The Kingdom of Rome Part 1
The Foundation of Rome - The Kingdom of Rome
Legend and myth would have us believe that the city of Rome was founded by either Romulus and Remus or the survivors from the siege of Troy. While these myths are very well know in today’s society to anyone with a passing interest in history, they are completely unsupported by any historical evidence yet to be discovered.
The legend of Romulus and Remus concerns two brothers that were abandoned as babies because it had been prophesised that the two brothers would overthrow their uncle Amilius. It is said that Amilius ordered the two babies to be thrown into the Tiber river, but the two servants tasked with the deed left the babies in the wild instead. Legend then claims that a she-wolf raised the two boys. Upon ascending to adulthood the two brothers would fulfil the prophecy and successfully overthrow their uncle. From this point the brothers would, according to the legend, decide to found a city but would fallout over either the naming of this new city or the location to build this new city. Romulus would kill Remus and the city would be named Rome after the victorious brother.
Romulus would go onto rule Rome for nearly forty years and in those thirty seven years he would oversee the strengthening of the Kingdom of Rome. One of the most infamous and defining events regarding the early days of the Kingdom of Rome would be the ‘Rape of the Sabine Women’.
‘The Rape of the Sabine Women’ is an event which would spark war in Ancient Italy. Rome had been founded and populated by this point and the populace had been divided into three tribes by Romulus (The Ramnes, the Titenses and the Luceres). From the top families of each tribe, Romulus would form the hundred strong senate. To encourage the growth of his new city, Romulus would first outlaw infanticide and make Rome an asylum where both freemen and slaves could claim protection.

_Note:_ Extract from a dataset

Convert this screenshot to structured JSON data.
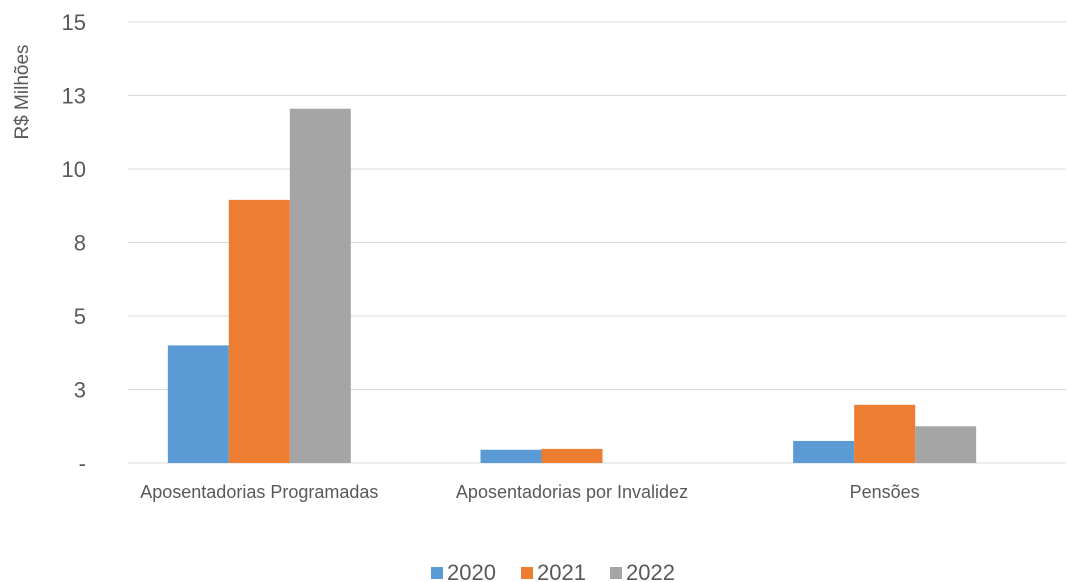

Though the population of Rome swiftly swelled with colonists, most of these colonists were young, unmarried men. Thus in the early days of Roman History, the number of men in the city vastly outnumbered the number of women. Romulus knew that without women that the city would swiftly die. Though Romulus and the Senate would try and negotiate with neighbouring settlements to allow intermarrying between them and the Romans, these settlements would refuse. This refusal would lead to the ‘Rape of the Sabine Women’.
Following the refusal of what they saw as a reasonable request, the Roman Senate and Romulus began to plot to take Sabine Women for their own. They held a large festival in honour of the sea god Neptune and invited the neighbouring Sabines. According to the historian Livy, the festival attracted attendants from other towns as well as the Sabine, but it is not clear whether any women were taken from these other attendants or just the Sabine.
With the festival in full swing, Romulus gave a signal and the Roman men suddenly grabbed the Sabine women and made off with them while other Romans fought off the Sabine men.
While the event itself is referred to as the ‘Rape of the Sabine Women’, according to Livy, no actual sexual assault took place. What is suggested is a gradual seduction of these women by Romulus by promising them free choice as well as rights that they didn’t have with the Sabines.
The events that follow we will refer to as the ‘Rome - Sabine War’, but in actuality it is a conflict that history hasn’t named. The conflict encompassed more than just the Romans and the Sabines as a number of the nearby tribes (Ones who had attended and witnessed the abductions) would attack Rome.
Tribes known as the Caeninenses and the Antemnates were the first to enter Roman territory. The Romans, led by Romulus, defeated first the Caeninenses and then the Antemnates in battle before capturing their towns. A third tribe the Crustumini would start a war with Rome, but the same fate would befall them as that which had befallen the Caeninenses and the Antemnates.
Romulus would waste no time in ensuring that Roman colonists set up in these towns and some of the natives would even migrate to Rome.
The Sabines would finally declare war on the Romans and would be led by their King against the Romans, and the Sabines even came very close to conquering the city and perhaps changing the course of human history forever, but during the final battle between the two sides (The Battle of Lacus Curtius) the Sabine Women suddenly rushed the battlefield and put themselves between both armies. They implored both sides to stop the fighting and accept each other as family as the Sabine women had done. Ashamed, Romulus and Tatius ended the fighting between their people.
Following the end of the Roman - Sabine War, the Romans and the Sabine would become one people with Titus and Romulus sharing rule of Rome.